Many people are huge fans of Roma, citing it as a favourite to win Best Picture, and cannot seem to understand any kind of negativity drawn towards it. I can see where they’re coming from, to a point, as there is a depth to the story being shown, with numerous themes on display. There’s how the family Cleo works for treats her, the developments of her relationship with Fermin (Jorge Antonio Guerrero), the gradually dripped revelations of the deteriorating relationship between Antonio and Sofia (Marina de Tavira), as well as some truly fantastic scenes. One particularly gruelling scene in a hospital is terrifically performed, and is probably the basis for Aparicio’s Best Actress nomination, which is entirely justified, especially when you consider this is Aparicio’s first film acting role, having previously worked as a schoolteacher. I’m more surprised by de Tavira’s nomination as, whilst she is by no means bad, it’s not a terribly showy role, similar to Adam Driver in BlacKkKlansman.
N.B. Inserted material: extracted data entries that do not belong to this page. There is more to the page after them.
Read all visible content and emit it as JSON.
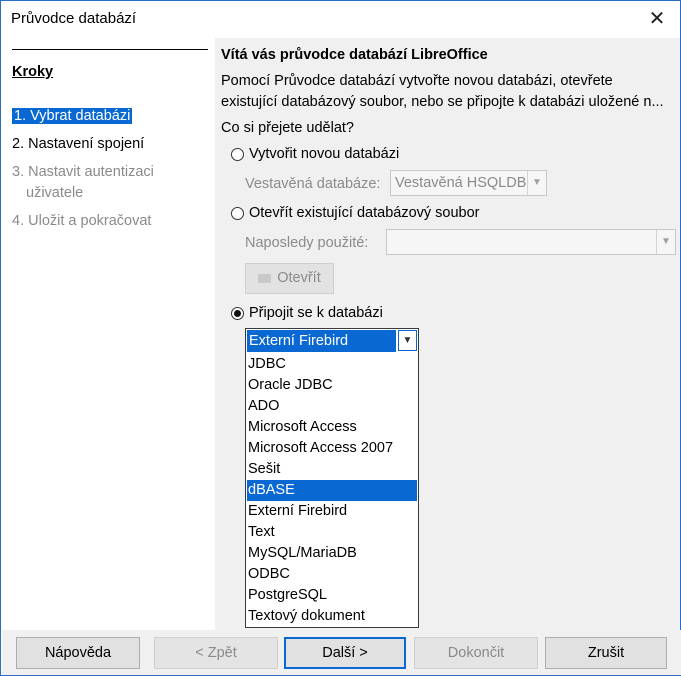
{
  "window": {
    "title": "Průvodce databází",
    "close_icon": "close-icon"
  },
  "steps": {
    "title": "Kroky",
    "items": [
      {
        "label": "1. Vybrat databázi",
        "state": "active"
      },
      {
        "label": "2. Nastavení spojení",
        "state": "normal"
      },
      {
        "label": "3. Nastavit autentizaci",
        "label2": "uživatele",
        "state": "disabled"
      },
      {
        "label": "4. Uložit a pokračovat",
        "state": "disabled"
      }
    ]
  },
  "main": {
    "heading": "Vítá vás průvodce databází LibreOffice",
    "description_line1": "Pomocí Průvodce databází vytvořte novou databázi, otevřete",
    "description_line2": "existující databázový soubor, nebo se připojte k databázi uložené n...",
    "question": "Co si přejete udělat?",
    "option_new": "Vytvořit novou databázi",
    "embedded_label": "Vestavěná databáze:",
    "embedded_value": "Vestavěná HSQLDB",
    "option_open": "Otevřít existující databázový soubor",
    "recent_label": "Naposledy použité:",
    "recent_value": "",
    "open_button": "Otevřít",
    "option_connect": "Připojit se k databázi",
    "selected_option": "connect",
    "connect_select": {
      "value": "Externí Firebird",
      "options": [
        "JDBC",
        "Oracle JDBC",
        "ADO",
        "Microsoft Access",
        "Microsoft Access 2007",
        "Sešit",
        "dBASE",
        "Externí Firebird",
        "Text",
        "MySQL/MariaDB",
        "ODBC",
        "PostgreSQL",
        "Textový dokument"
      ],
      "highlighted": "dBASE"
    }
  },
  "buttons": {
    "help": "Nápověda",
    "back": "< Zpět",
    "next": "Další >",
    "finish": "Dokončit",
    "cancel": "Zrušit"
  },
  "colors": {
    "accent": "#0a68d3",
    "panel": "#f0f0f0"
  }
}
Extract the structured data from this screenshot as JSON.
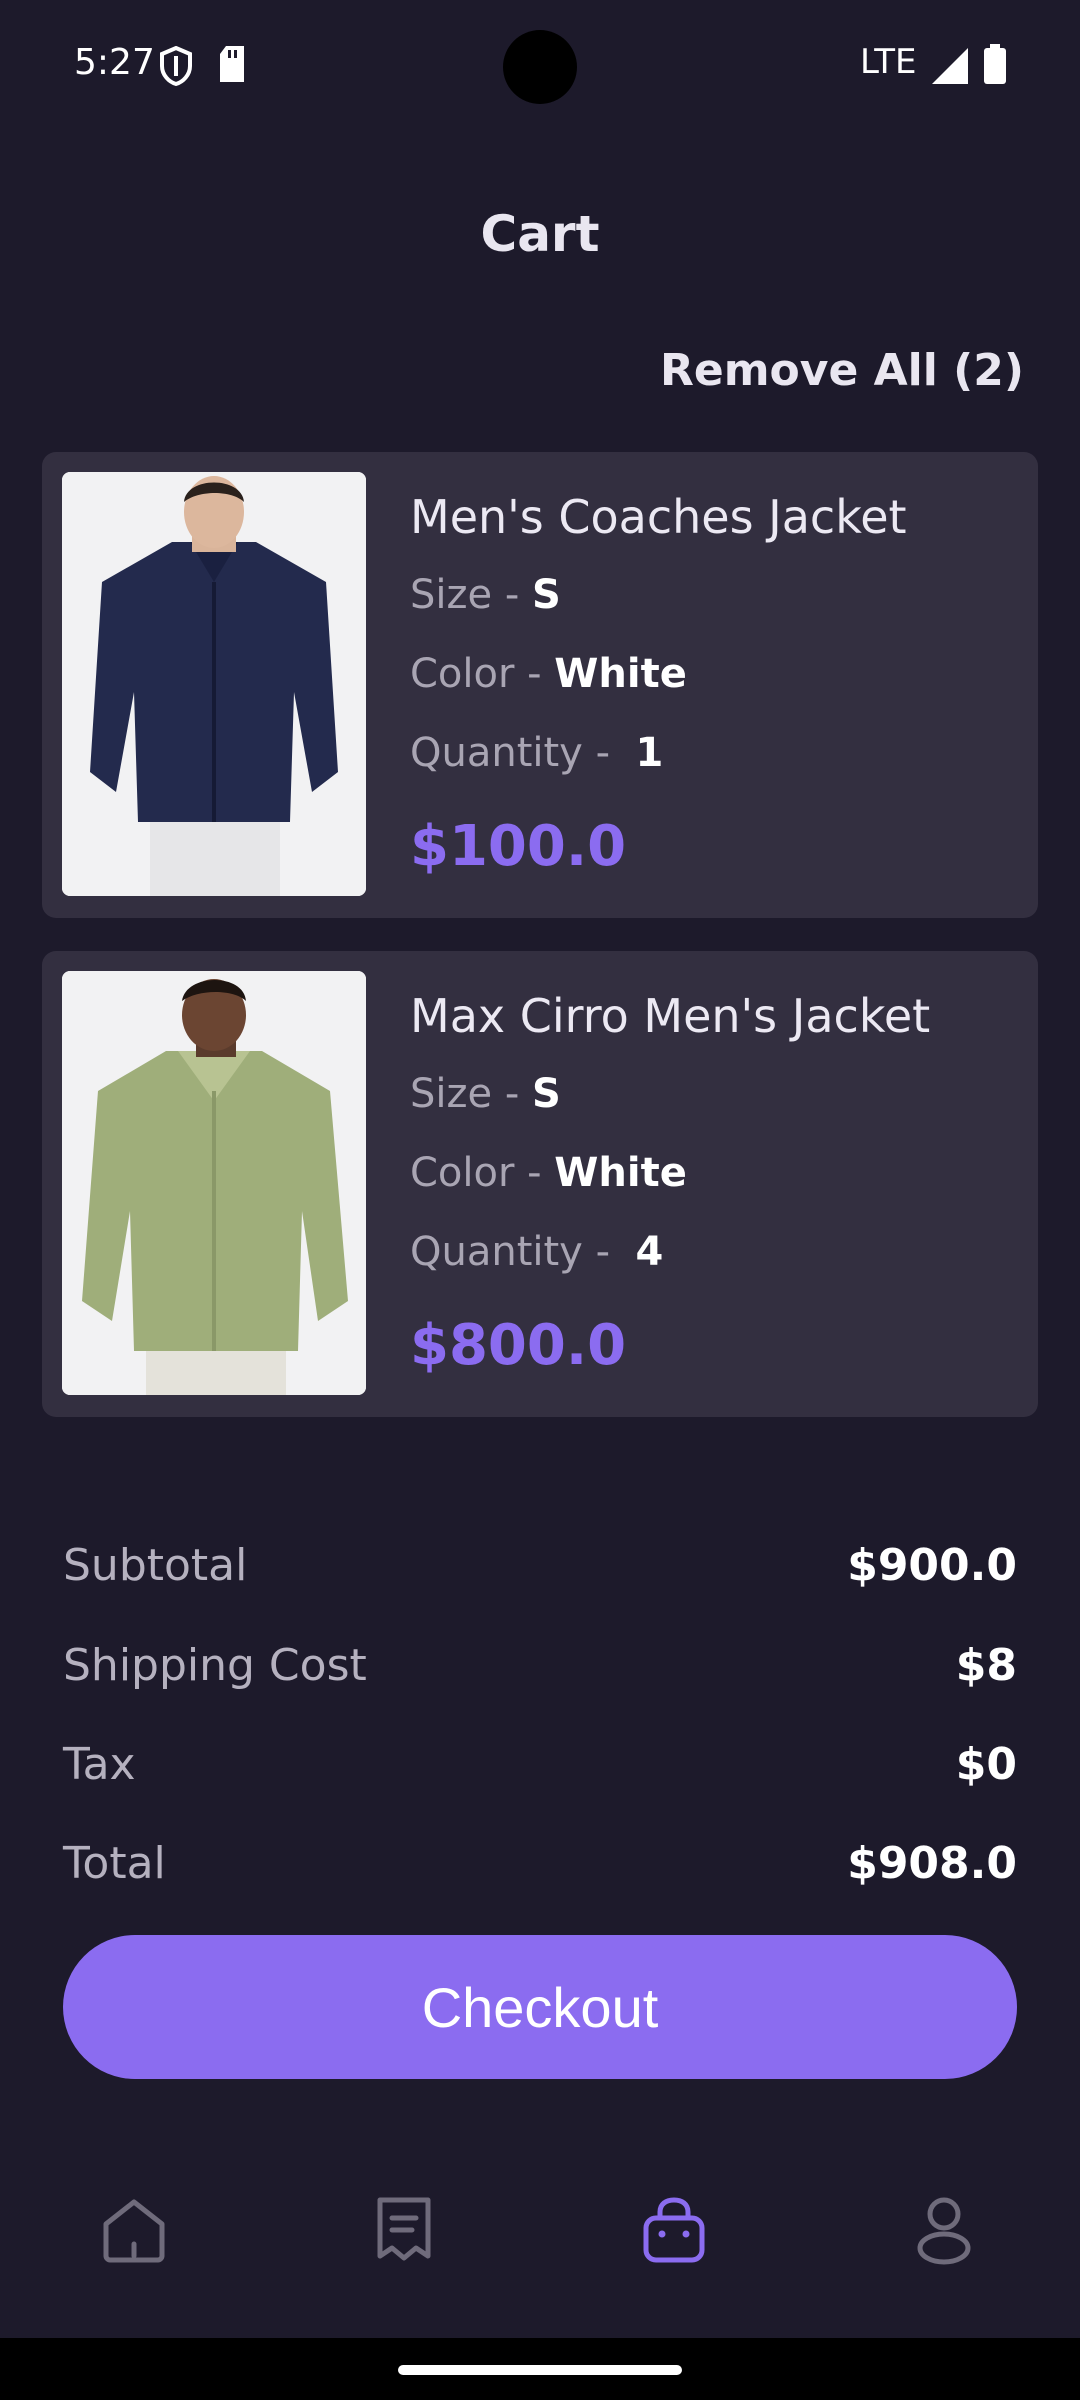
{
  "status": {
    "time": "5:27",
    "network": "LTE"
  },
  "header": {
    "title": "Cart",
    "remove_all": "Remove All (2)"
  },
  "labels": {
    "size": "Size - ",
    "color": "Color - ",
    "quantity": "Quantity - "
  },
  "items": [
    {
      "name": "Men's Coaches Jacket",
      "size": "S",
      "color": "White",
      "quantity": "1",
      "price": "$100.0"
    },
    {
      "name": "Max Cirro Men's Jacket",
      "size": "S",
      "color": "White",
      "quantity": "4",
      "price": "$800.0"
    }
  ],
  "summary": {
    "subtotal_label": "Subtotal",
    "subtotal": "$900.0",
    "shipping_label": "Shipping Cost",
    "shipping": "$8",
    "tax_label": "Tax",
    "tax": "$0",
    "total_label": "Total",
    "total": "$908.0"
  },
  "checkout_label": "Checkout",
  "nav": {
    "items": [
      "home-icon",
      "orders-icon",
      "cart-bag-icon",
      "profile-icon"
    ],
    "active": "cart-bag-icon"
  },
  "colors": {
    "background": "#1d1a2b",
    "card": "#332f40",
    "accent": "#8b6cf0"
  }
}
Cinematography-wise much of the film is beautiful, with Alfonso Cuaron’s signature long takes aiding the acting performances and retaining the motion of the scenes. There are perhaps too many rotating pan shots, giving me flashbacks to the oscillating fan scenes in Paranormal Activity 3, but so be it. I question the decision to film in black and white, though. It’s an artistic choice, fine, but I find it limiting, especially for a film such as this where so much is told visually. In a full colour film it can be easier to distinguish elements of the production design in a scene, something that is more difficult for the viewer when all that is presented is varying shades of grey.
Roma is the kind of film where personal preference plays a huge part in one’s enjoyment of the experience. As it happens I’m not a huge fan of mostly narrative-free, slice of life character studies. As films go, I’m generally more drawn to films with strong plots than meandering works such as this. So my disliking this film doesn’t necessarily mean it’s entirely bad, more that it’s just not for me. I understand the need for the long periods with not a lot occurring, but it makes for a very difficult film to pay attention to. I can however confirm that this is the first film to ever make me pause it, stand up, close my eyes, touch two fingers above my head and stand on one leg, which I managed with just a slight stumble.